Ces rencontres ne sont vraisemblablement pas le fruit du hasard. Peut-être faut-il envisager la création de la Royal Society, largement inspirée par le programme décrit dans La Nouvelle Atlantide de Bacon, comme le pendant visible de l’invisible Collège que constitue la société discrète des francs-maçons, oeuvrant également au « progrès de l’humanité »…

Et peut-être devons-nous considérer l’une et l’autre société comme héritière de l’utopie rosicrucienne qui figure au coeur de la Fama fraternitatis, cette « plaisanterie » imprimée en Allemagne en 1614. »

Le Livre de la Loi, écrit par la Bête 666 (1904)
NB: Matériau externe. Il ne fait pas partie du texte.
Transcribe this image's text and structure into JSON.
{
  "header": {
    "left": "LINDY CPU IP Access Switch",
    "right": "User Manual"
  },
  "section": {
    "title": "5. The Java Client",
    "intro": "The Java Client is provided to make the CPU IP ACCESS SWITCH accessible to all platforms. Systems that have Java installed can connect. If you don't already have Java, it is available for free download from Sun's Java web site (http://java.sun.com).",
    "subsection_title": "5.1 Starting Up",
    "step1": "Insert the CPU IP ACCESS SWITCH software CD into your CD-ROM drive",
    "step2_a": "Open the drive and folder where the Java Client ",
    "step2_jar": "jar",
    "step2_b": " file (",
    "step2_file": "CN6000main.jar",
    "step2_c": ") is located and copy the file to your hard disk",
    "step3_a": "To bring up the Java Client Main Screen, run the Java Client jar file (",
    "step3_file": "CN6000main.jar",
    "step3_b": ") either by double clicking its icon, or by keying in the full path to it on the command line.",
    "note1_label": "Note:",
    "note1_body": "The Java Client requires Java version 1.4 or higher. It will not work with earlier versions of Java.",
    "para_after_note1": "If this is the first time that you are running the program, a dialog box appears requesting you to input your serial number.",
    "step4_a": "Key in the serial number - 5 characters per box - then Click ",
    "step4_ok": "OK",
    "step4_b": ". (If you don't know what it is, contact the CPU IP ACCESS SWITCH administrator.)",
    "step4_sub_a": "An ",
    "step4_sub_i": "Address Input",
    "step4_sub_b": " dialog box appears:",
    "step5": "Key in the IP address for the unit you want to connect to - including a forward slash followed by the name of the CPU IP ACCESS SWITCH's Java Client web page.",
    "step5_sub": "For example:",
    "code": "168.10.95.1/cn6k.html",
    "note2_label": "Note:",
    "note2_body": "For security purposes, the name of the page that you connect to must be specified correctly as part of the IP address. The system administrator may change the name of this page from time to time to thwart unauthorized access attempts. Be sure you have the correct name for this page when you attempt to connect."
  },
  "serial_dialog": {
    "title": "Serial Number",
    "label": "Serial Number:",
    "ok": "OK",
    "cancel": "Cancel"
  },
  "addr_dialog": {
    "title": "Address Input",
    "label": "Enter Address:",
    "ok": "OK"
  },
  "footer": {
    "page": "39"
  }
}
« Ce livre, composé de trois brefs chapitres et d’un commentaire, fut dicté à Crowley au Caire les nuits des 8, 9 et 10 avril 1904 par une entité du nom de Aiwass. En 1936, Crowley, qui ne manquait ni de lucidité ni d’un certain humour, dirait que l’esprit qui lui avait dicté l’ouvrage n’était pas autre chose que son « moi inconscient » (Aiwass peut se lire I was : « Je fus » ou « J’étais »). […] Le Livre de la Loi ou Liber AL vel Legis annonce la venue d’une nouvelle ère, un nouvel éon comme le dit Crowley : l’ère de l’homme devenant Dieu.

D’inspiration nettement nietzschéenne – on y reconnaît les accents du Zarathoustra de Nietzsche -, la Bible du mouvement thélémite se veut libératrice. […] L’ère nouvelle qu’il annonçait, et qui devait succéder au règne du christianisme, serait celle de la Bête de l’Apocalypse, portant le chiffre 666. Une image qui le fascinait depuis l’enfance et à laquelle il finit par s’identifier. »

(1) Treize livres maudits, par Arnaud de la Croix, Racine, 173 p.